EQT Corporation (EQT)

Solvency ratios

Dec 31, 2023 Dec 31, 2022 Dec 31, 2021 Dec 31, 2020 Dec 31, 2019
Debt-to-assets ratio 0.22 0.23 0.21 0.26 0.28
Debt-to-capital ratio 0.27 0.32 0.31 0.34 0.35
Debt-to-equity ratio 0.37 0.47 0.46 0.52 0.54
Financial leverage ratio 1.71 2.03 2.17 1.96 1.92

Solvency ratios provide insights into a company's ability to meet its long-term financial obligations. Analyzing the solvency ratios of EQT Corp over the past five years reveals a generally improving trend in the company's solvency position.

The debt-to-assets ratio, which measures the proportion of a company's assets financed by debt, has decreased from 0.28 in 2019 to 0.23 in 2023. This indicates that EQT Corp has become more efficient in utilizing its assets to generate revenue without relying heavily on debt financing.

Similarly, the debt-to-capital ratio, which indicates the proportion of a company's capital that is financed through debt, has shown a downward trend from 0.35 in 2019 to 0.28 in 2023. This suggests that EQT Corp has been successful in reducing its reliance on debt to fund its operations and investments.

The debt-to-equity ratio, reflecting the amount of debt used to finance a company's assets relative to shareholders' equity, has also decreased from 0.54 in 2019 to 0.39 in 2023. This signifies that EQT Corp has been progressively relying more on equity financing rather than debt, which can enhance the company's financial stability.

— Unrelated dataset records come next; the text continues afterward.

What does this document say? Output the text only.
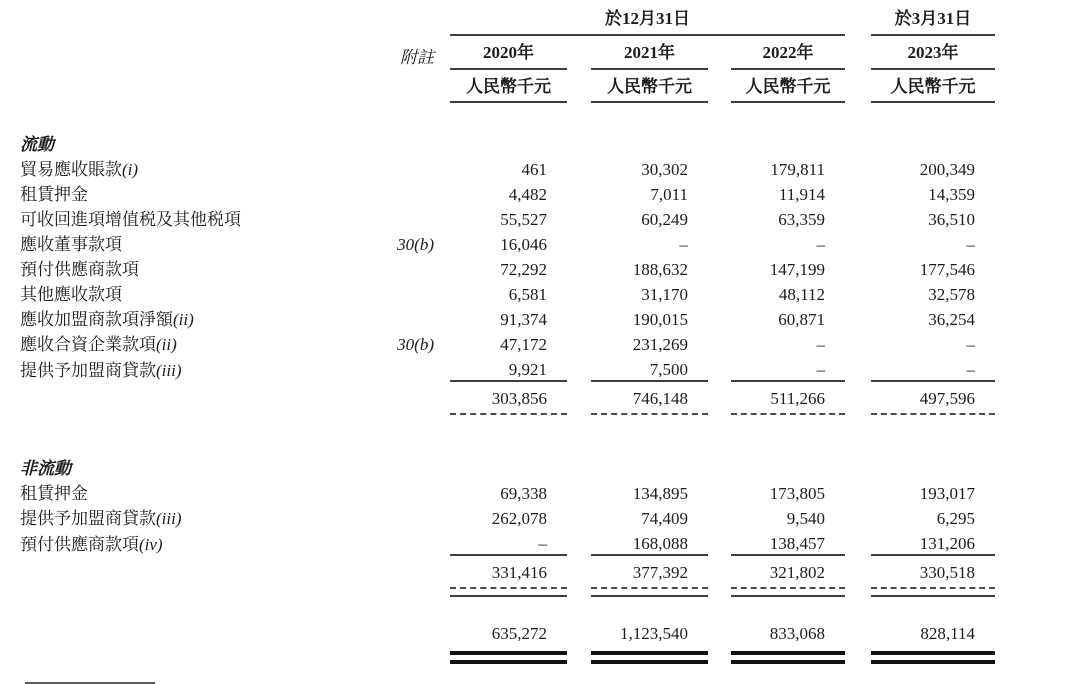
			於12月31日						於3月31日
	附註		2020年		2021年		2022年		2023年
			人民幣千元		人民幣千元		人民幣千元		人民幣千元

流動									
貿易應收賬款(i)			461		30,302		179,811		200,349
租賃押金			4,482		7,011		11,914		14,359
可收回進項增值税及其他税項			55,527		60,249		63,359		36,510
應收董事款項	30(b)		16,046		–		–		–
預付供應商款項			72,292		188,632		147,199		177,546
其他應收款項			6,581		31,170		48,112		32,578
應收加盟商款項淨額(ii)			91,374		190,015		60,871		36,254
應收合資企業款項(ii)	30(b)		47,172		231,269		–		–
提供予加盟商貸款(iii)			9,921		7,500		–		–
			303,856		746,148		511,266		497,596

非流動									
租賃押金			69,338		134,895		173,805		193,017
提供予加盟商貸款(iii)			262,078		74,409		9,540		6,295
預付供應商款項(iv)			–		168,088		138,457		131,206
			331,416		377,392		321,802		330,518

			635,272		1,123,540		833,068		828,114
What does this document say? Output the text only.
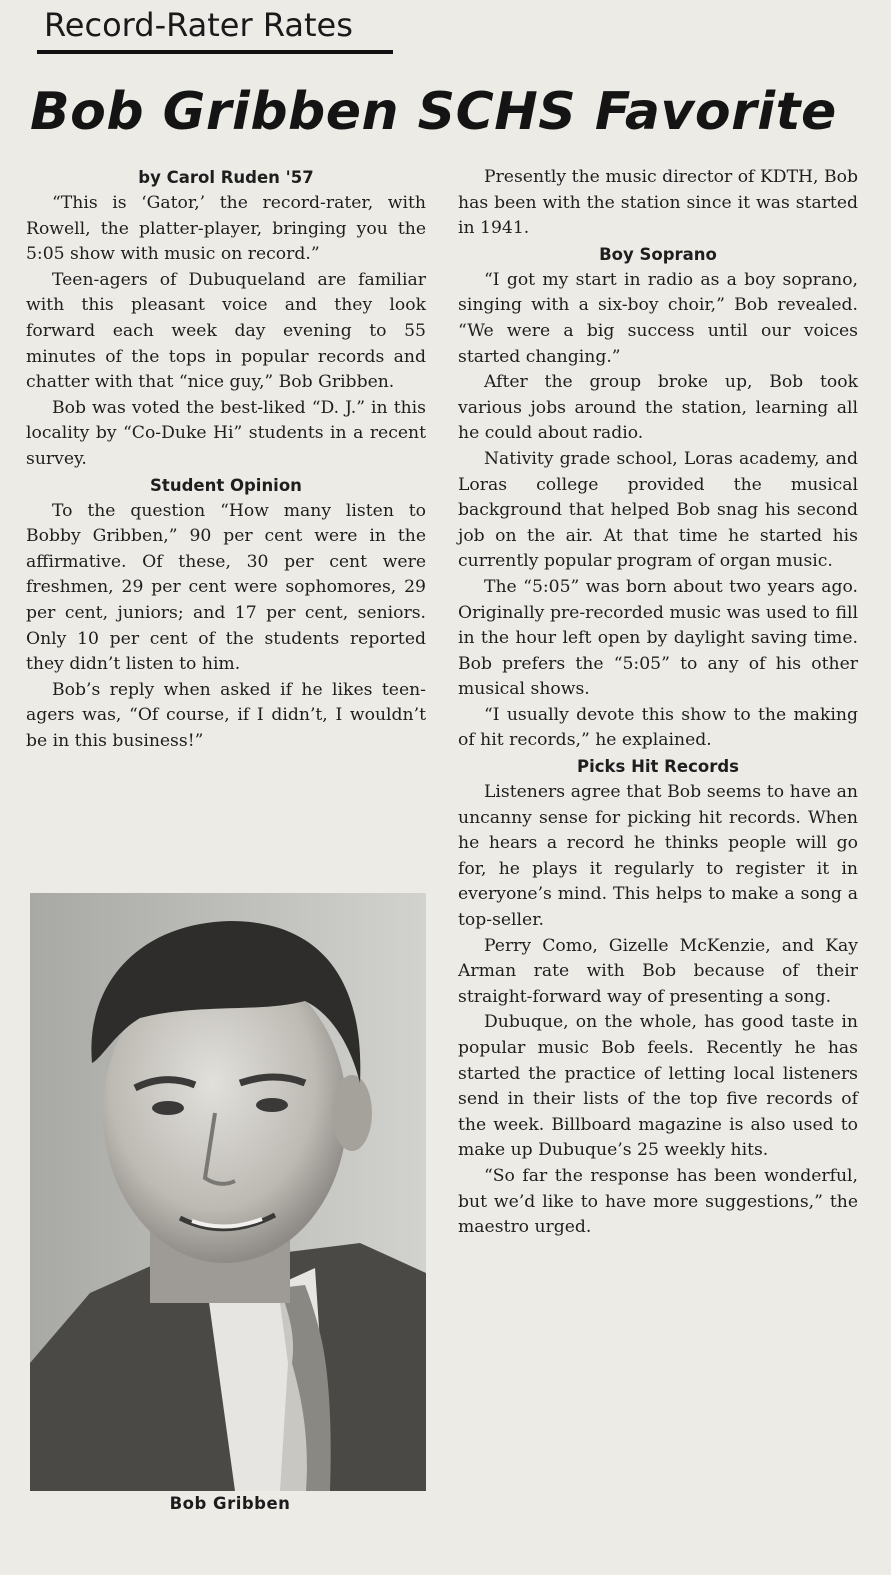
Record-Rater Rates
Bob Gribben SCHS Favorite
by Carol Ruden '57

“This is ‘Gator,’ the record-rater, with Rowell, the platter-player, bringing you the 5:05 show with music on record.”

Teen-agers of Dubuqueland are familiar with this pleasant voice and they look forward each week day evening to 55 minutes of the tops in popular records and chatter with that “nice guy,” Bob Gribben.

Bob was voted the best-liked “D. J.” in this locality by “Co-Duke Hi” students in a recent survey.

Student Opinion

To the question “How many listen to Bobby Gribben,” 90 per cent were in the affirmative. Of these, 30 per cent were freshmen, 29 per cent were sophomores, 29 per cent, juniors; and 17 per cent, seniors. Only 10 per cent of the students reported they didn’t listen to him.

Bob’s reply when asked if he likes teen-agers was, “Of course, if I didn’t, I wouldn’t be in this business!”

Bob Gribben

Presently the music director of KDTH, Bob has been with the station since it was started in 1941.

Boy Soprano

“I got my start in radio as a boy soprano, singing with a six-boy choir,” Bob revealed. “We were a big success until our voices started changing.”

After the group broke up, Bob took various jobs around the station, learning all he could about radio.

Nativity grade school, Loras academy, and Loras college provided the musical background that helped Bob snag his second job on the air. At that time he started his currently popular program of organ music.

The “5:05” was born about two years ago. Originally pre-recorded music was used to fill in the hour left open by daylight saving time. Bob prefers the “5:05” to any of his other musical shows.

“I usually devote this show to the making of hit records,” he explained.

Picks Hit Records

Listeners agree that Bob seems to have an uncanny sense for picking hit records. When he hears a record he thinks people will go for, he plays it regularly to register it in everyone’s mind. This helps to make a song a top-seller.

Perry Como, Gizelle McKenzie, and Kay Arman rate with Bob because of their straight-forward way of presenting a song.

Dubuque, on the whole, has good taste in popular music Bob feels. Recently he has started the practice of letting local listeners send in their lists of the top five records of the week. Billboard magazine is also used to make up Dubuque’s 25 weekly hits.

“So far the response has been wonderful, but we’d like to have more suggestions,” the maestro urged.
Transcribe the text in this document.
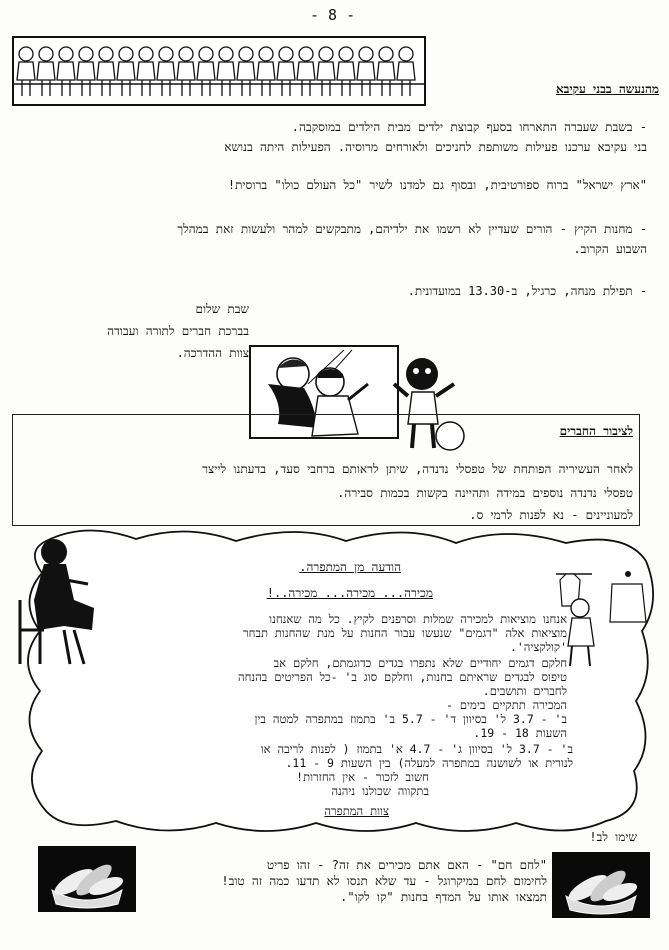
- 8 -
מהנעשה בבני עקיבא
- בשבת שעברה התארחו בסעף קבוצת ילדים מבית הילדים במוסקבה.
בני עקיבא ערכנו פעילות משותפת לחניכים ולאורחים מרוסיה. הפעילות היתה בנושא
"ארץ ישראל" ברוח ספורטיבית, ובסוף גם למדנו לשיר "כל העולם כולו" ברוסית!
- מחנות הקיץ - הורים שעדיין לא רשמו את ילדיהם, מתבקשים למהר ולעשות זאת במהלך
השבוע הקרוב.
- תפילת מנחה, כרגיל, ב-13.30 במועדונית.
שבת שלום
בברכת חברים לתורה ועבודה
צוות ההדרכה.
לציבור החברים
לאחר העשיריה הפותחת של טפסלי נדנדה, שיתן לראותם ברחבי סעד, בדעתנו לייצר
טפסלי נדנדה נוספים במידה ותהיינה בקשות בכמות סבירה.
למעוניינים - נא לפנות לרמי ס.
הודעה מן המתפרה.
מכירה... מכירה... מכירה..!
אנחנו מוציאות למכירה שמלות וסרפנים לקיץ. כל מה שאנחנו
מוציאות אלה "דגמים" שנעשו עבור החנות על מנת שהחנות תבחר
'קולקציה'.
חלקם דגמים יחודיים שלא נתפרו בגדים כדוגמתם, חלקם אב
טיפוס לבגדים שראיתם בחנות, וחלקם סוג ב' -כל הפריטים בהנחה
לחברים ותושבים.
המכירה תתקיים בימים -
ב' - 3.7 ל' בסיוון ד' - 5.7 ב' בתמוז במתפרה למטה בין
השעות 18 - 19.
ב' - 3.7 ל' בסיוון ג' - 4.7 א' בתמוז ( לפנות לריבה או
לנורית או לשושנה במתפרה למעלה) בין השעות 9 - 11.
חשוב לזכור - אין החזרות!
בתקווה שכולנו ניהנה
צוות המתפרה
שימו לב!
"לחם חם" - האם אתם מכירים את זה? - זהו פריט
לחימום לחם במיקרוגל - עד שלא תנסו לא תדעו כמה זה טוב!
תמצאו אותו על המדף בחנות "קו לקו".
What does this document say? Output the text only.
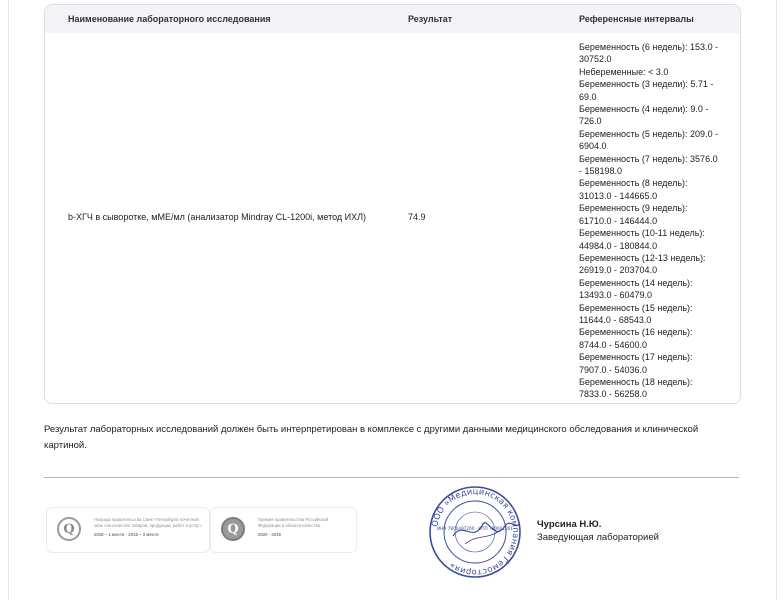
Наименование лабораторного исследования	Результат	Референсные интервалы
b-ХГЧ в сыворотке, мМЕ/мл (анализатор Mindray CL-1200i, метод ИХЛ)	74.9
Беременность (6 недель): 153.0 -
30752.0
Небеременные: < 3.0
Беременность (3 недели): 5.71 -
69.0
Беременность (4 недели): 9.0 -
726.0
Беременность (5 недель): 209.0 -
6904.0
Беременность (7 недель): 3576.0
- 158198.0
Беременность (8 недель):
31013.0 - 144665.0
Беременность (9 недель):
61710.0 - 146444.0
Беременность (10-11 недель):
44984.0 - 180844.0
Беременность (12-13 недель):
26919.0 - 203704.0
Беременность (14 недель):
13493.0 - 60479.0
Беременность (15 недель):
11644.0 - 68543.0
Беременность (16 недель):
8744.0 - 54600.0
Беременность (17 недель):
7907.0 - 54036.0
Беременность (18 недель):
7833.0 - 56258.0
Результат лабораторных исследований должен быть интерпретирован в комплексе с другими данными медицинского обследования и клинической картиной.
Q
Награда правительства Санкт-Петербурга почетный знак «За качество товаров, продукции, работ и услуг»
2018 – 1 место · 2016 – 3 место	Q
Премия правительства Российской Федерации в области качества
2020 · 2019
ООО «Медицинская компания Гемостория»
ИНН 7806497260 · КПП 780601001	Чурсина Н.Ю.
Заведующая лабораторией
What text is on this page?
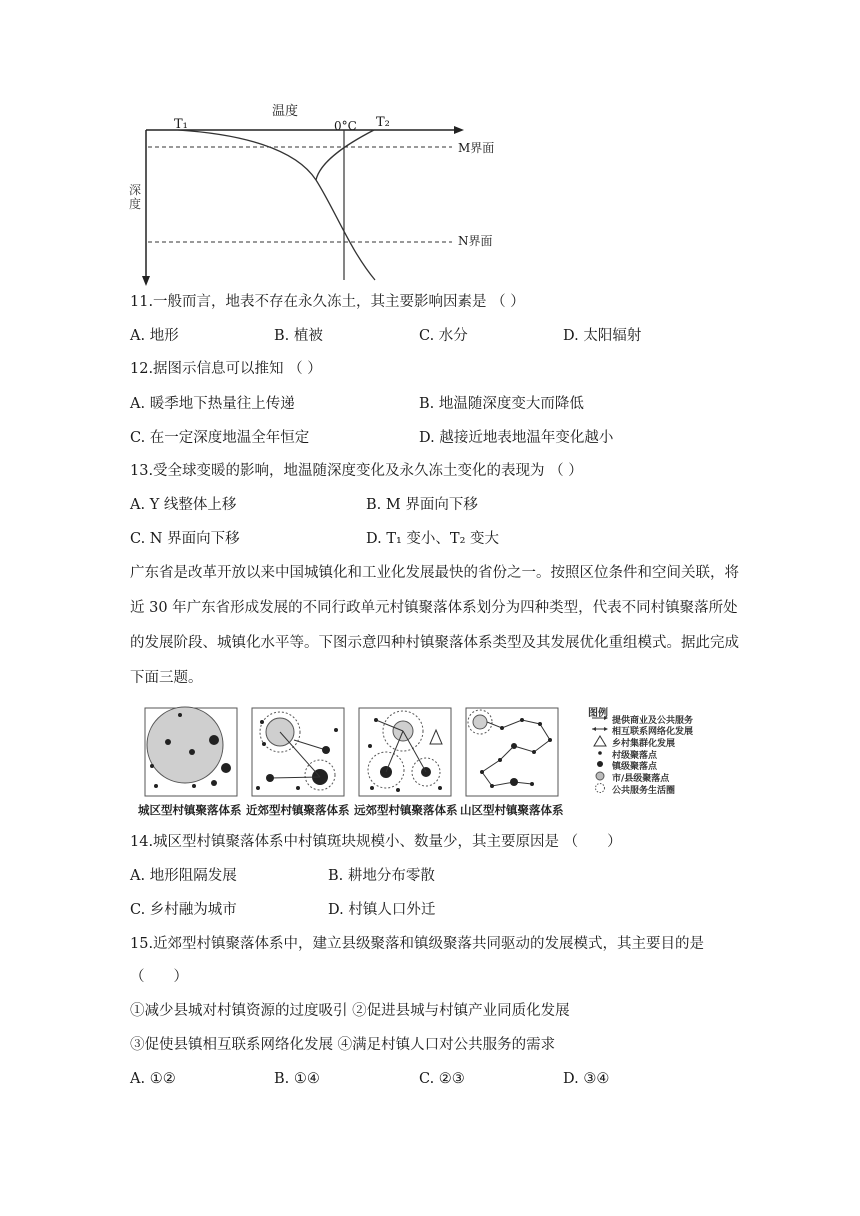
温度
T₁	0°C T₂
M界面
N界面
深度
11.一般而言，地表不存在永久冻土，其主要影响因素是 （ ）
A. 地形	B. 植被	C. 水分	D. 太阳辐射
12.据图示信息可以推知 （ ）
A. 暖季地下热量往上传递	B. 地温随深度变大而降低
C. 在一定深度地温全年恒定	D. 越接近地表地温年变化越小
13.受全球变暖的影响，地温随深度变化及永久冻土变化的表现为 （ ）
A. Y 线整体上移	B. M 界面向下移
C. N 界面向下移	D. T₁ 变小、T₂ 变大
广东省是改革开放以来中国城镇化和工业化发展最快的省份之一。按照区位条件和空间关联，将近 30 年广东省形成发展的不同行政单元村镇聚落体系划分为四种类型，代表不同村镇聚落所处的发展阶段、城镇化水平等。下图示意四种村镇聚落体系类型及其发展优化重组模式。据此完成下面三题。
城区型村镇聚落体系 近郊型村镇聚落体系 远郊型村镇聚落体系 山区型村镇聚落体系
图例
提供商业及公共服务
相互联系网络化发展
乡村集群化发展
村级聚落点
镇级聚落点
市/县级聚落点
公共服务生活圈
14.城区型村镇聚落体系中村镇斑块规模小、数量少，其主要原因是 （　　）
A. 地形阻隔发展	B. 耕地分布零散
C. 乡村融为城市	D. 村镇人口外迁
15.近郊型村镇聚落体系中，建立县级聚落和镇级聚落共同驱动的发展模式，其主要目的是
（　　）
①减少县城对村镇资源的过度吸引 ②促进县城与村镇产业同质化发展
③促使县镇相互联系网络化发展 ④满足村镇人口对公共服务的需求
A. ①②	B. ①④	C. ②③	D. ③④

Furthermore, the financial leverage ratio, which measures the extent to which a company utilizes debt to finance its assets, has shown a declining trend from 1.92 in 2019 to 1.71 in 2023. This indicates that EQT Corp has been reducing its financial leverage over the years, potentially reducing the risk associated with high levels of debt.

In summary, the solvency ratios of EQT Corp demonstrate a positive trend towards a stronger financial position with reduced reliance on debt financing. The company's efforts to improve its solvency ratios over the years indicate sound financial management practices and enhanced stability in meeting its long-term financial obligations.


Coverage ratios

Dec 31, 2023 Dec 31, 2022 Dec 31, 2021 Dec 31, 2020 Dec 31, 2019
Interest coverage 10.58 10.31 -4.42 -3.84 -6.99

EQT Corp's interest coverage ratio provides insight into the company's ability to meet its interest payment obligations with its operating income. The trend over the last five years indicates varying levels of financial health in managing interest expenses.

In 2023, the interest coverage ratio of 11.50 implies that EQT Corp generated operating income 11.50 times higher than its interest expenses during the period. This suggests a strong ability to cover interest payments comfortably.

Comparatively, the interest coverage ratio was even higher in 2022 at 12.65, indicating an improvement in the company's financial position regarding its capacity to service debt obligations.

However, there were concerning signs in 2021 and 2020, with negative interest coverage ratios of -3.24 and -1.50, respectively. This signifies that EQT Corp's operating income was insufficient to cover its interest expenses during those periods, raising potential solvency risks.

A positive note is seen in 2019, with an interest coverage ratio of 3.38, indicating the company was able to meet its interest obligations, albeit with less cushion compared to 2022 and 2023.

Overall, EQT Corp's interest coverage has shown fluctuation over the years, with recent years demonstrating improved performance in managing interest expenses. However, the negative ratios in 2021 and 2020 highlight the importance for EQT Corp to closely monitor and efficiently manage its debt obligations to ensure sustainable financial health.